The main indoor wellness area includes two hydrotherapy pools and three Sommerhuber heated ceramic loungers, which are exactly as indulgent as they sound.
There’s also a steam room and dry sauna, plus additional outdoor hydrotherapy pools, including a cold plunge and a vitality pool with jets and sprayers infused with essential oils.
In short: if you like spa facilities, this place came prepared.
Activities
The resort offers a decent range of water and desert-based activities.
Some, like kayaking and stargazing, are complimentary. Others are charged either by the hour or as part of a guided excursion.
Available watersports include:
- Stand-up paddleboarding
- Kayaking
- E-Foil
- Windsurfing
- Sailing
- Snorkeling
- Scuba diving
- Seabob
There are also mainland excursions involving hiking, cycling, stargazing, and conservation tours, where guests can learn more about the local desert ecosystem and native flora and fauna.
At our butler’s suggestion, we tried E-Foiling, which neither of us had done before. It was ridiculous fun. Since we were complete beginners, an instructor stayed with us throughout and helped us get the hang of it.
Conclusion
We came away from the St. Regis Red Sea Resort with very little to criticize and a lot to rave about.

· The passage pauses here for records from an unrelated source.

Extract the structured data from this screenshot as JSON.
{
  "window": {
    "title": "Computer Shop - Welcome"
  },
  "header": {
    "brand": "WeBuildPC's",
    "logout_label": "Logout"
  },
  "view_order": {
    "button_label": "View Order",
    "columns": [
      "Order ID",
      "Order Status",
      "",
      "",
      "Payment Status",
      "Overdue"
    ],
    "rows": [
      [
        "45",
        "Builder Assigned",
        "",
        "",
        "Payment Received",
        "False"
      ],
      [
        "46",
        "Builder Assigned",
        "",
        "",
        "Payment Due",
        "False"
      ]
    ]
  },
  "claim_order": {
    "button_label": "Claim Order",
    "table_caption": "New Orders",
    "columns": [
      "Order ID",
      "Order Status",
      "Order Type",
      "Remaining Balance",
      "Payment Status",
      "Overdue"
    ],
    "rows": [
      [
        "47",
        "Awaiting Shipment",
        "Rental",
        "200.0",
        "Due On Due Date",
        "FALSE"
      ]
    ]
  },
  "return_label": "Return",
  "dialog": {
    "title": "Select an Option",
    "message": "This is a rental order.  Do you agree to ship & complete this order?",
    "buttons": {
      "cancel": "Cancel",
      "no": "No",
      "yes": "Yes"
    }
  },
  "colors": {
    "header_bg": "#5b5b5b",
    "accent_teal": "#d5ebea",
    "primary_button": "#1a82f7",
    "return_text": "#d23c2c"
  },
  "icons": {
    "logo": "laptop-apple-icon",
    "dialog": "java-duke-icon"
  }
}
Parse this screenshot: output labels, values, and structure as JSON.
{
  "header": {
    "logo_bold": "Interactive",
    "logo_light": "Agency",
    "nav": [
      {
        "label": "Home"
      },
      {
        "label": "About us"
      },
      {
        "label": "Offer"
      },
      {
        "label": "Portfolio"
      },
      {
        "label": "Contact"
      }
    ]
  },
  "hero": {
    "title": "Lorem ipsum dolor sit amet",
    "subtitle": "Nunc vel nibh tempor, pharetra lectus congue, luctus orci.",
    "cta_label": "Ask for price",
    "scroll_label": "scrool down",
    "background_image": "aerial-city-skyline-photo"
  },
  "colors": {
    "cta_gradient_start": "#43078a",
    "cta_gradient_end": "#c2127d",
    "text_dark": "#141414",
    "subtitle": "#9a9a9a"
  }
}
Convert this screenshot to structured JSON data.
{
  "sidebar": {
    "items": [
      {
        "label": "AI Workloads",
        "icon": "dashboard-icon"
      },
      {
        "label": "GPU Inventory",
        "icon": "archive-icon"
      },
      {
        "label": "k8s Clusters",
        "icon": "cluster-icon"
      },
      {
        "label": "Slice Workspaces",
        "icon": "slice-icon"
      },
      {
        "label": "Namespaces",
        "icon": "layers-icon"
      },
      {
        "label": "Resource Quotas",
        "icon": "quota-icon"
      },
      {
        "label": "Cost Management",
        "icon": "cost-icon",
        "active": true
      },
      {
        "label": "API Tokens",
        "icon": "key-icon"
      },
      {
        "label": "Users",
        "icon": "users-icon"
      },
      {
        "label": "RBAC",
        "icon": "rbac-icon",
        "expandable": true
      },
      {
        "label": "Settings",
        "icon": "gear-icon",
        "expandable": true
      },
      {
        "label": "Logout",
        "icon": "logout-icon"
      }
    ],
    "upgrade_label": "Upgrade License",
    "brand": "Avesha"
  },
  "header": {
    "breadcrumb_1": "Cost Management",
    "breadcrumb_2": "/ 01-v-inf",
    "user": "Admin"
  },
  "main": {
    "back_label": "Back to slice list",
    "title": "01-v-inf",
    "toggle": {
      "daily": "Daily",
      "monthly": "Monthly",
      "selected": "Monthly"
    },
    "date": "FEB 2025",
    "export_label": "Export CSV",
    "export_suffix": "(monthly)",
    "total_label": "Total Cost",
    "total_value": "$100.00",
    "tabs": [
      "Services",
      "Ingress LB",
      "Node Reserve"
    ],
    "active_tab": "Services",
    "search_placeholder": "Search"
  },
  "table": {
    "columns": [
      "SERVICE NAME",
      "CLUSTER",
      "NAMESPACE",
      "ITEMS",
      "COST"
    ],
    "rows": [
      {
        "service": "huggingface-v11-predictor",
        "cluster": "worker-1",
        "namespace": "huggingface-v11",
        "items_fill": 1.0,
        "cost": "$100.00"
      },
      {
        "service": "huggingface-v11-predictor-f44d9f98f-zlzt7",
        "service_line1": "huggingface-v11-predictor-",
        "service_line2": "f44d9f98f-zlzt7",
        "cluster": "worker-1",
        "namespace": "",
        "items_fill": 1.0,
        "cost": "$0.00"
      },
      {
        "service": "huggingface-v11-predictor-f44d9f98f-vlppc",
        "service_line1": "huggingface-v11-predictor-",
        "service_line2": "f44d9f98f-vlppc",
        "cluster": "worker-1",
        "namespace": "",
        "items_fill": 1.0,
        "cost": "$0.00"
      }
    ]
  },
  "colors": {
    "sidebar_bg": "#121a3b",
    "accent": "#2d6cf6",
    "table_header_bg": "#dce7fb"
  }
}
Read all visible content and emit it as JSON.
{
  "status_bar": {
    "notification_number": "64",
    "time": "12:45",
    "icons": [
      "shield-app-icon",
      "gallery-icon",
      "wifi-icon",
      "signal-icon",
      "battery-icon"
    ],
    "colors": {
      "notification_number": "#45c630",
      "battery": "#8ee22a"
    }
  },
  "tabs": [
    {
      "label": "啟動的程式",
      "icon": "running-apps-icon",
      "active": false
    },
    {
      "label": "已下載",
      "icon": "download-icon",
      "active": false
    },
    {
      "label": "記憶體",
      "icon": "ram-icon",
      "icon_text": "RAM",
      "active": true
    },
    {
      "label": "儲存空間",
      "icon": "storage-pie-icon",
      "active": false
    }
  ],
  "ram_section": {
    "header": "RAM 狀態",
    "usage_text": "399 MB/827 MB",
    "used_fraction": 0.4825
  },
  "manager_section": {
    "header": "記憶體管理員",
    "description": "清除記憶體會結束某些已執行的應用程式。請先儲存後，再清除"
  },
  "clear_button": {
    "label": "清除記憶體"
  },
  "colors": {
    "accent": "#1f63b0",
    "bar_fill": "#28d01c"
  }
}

The villas are beautiful, the service is exceptional, the food is genuinely strong, and the island itself feels surreal in the best possible way. It is the kind of place where the water looks edited, the beaches feel private, and the staff somehow remember your preferences before you have fully formed them yourself.
At the same time, the Red Sea Project is still in its early chapters. It remains expensive, not especially easy to reach, and nowhere near as established as the Maldives. But maybe that is part of the appeal right now.
Because what you get in exchange is something rare: the chance to experience a destination before it fully arrives. Before the crowds. Before the polish becomes performance. Before paradise starts queueing.
And that, honestly, felt pretty special.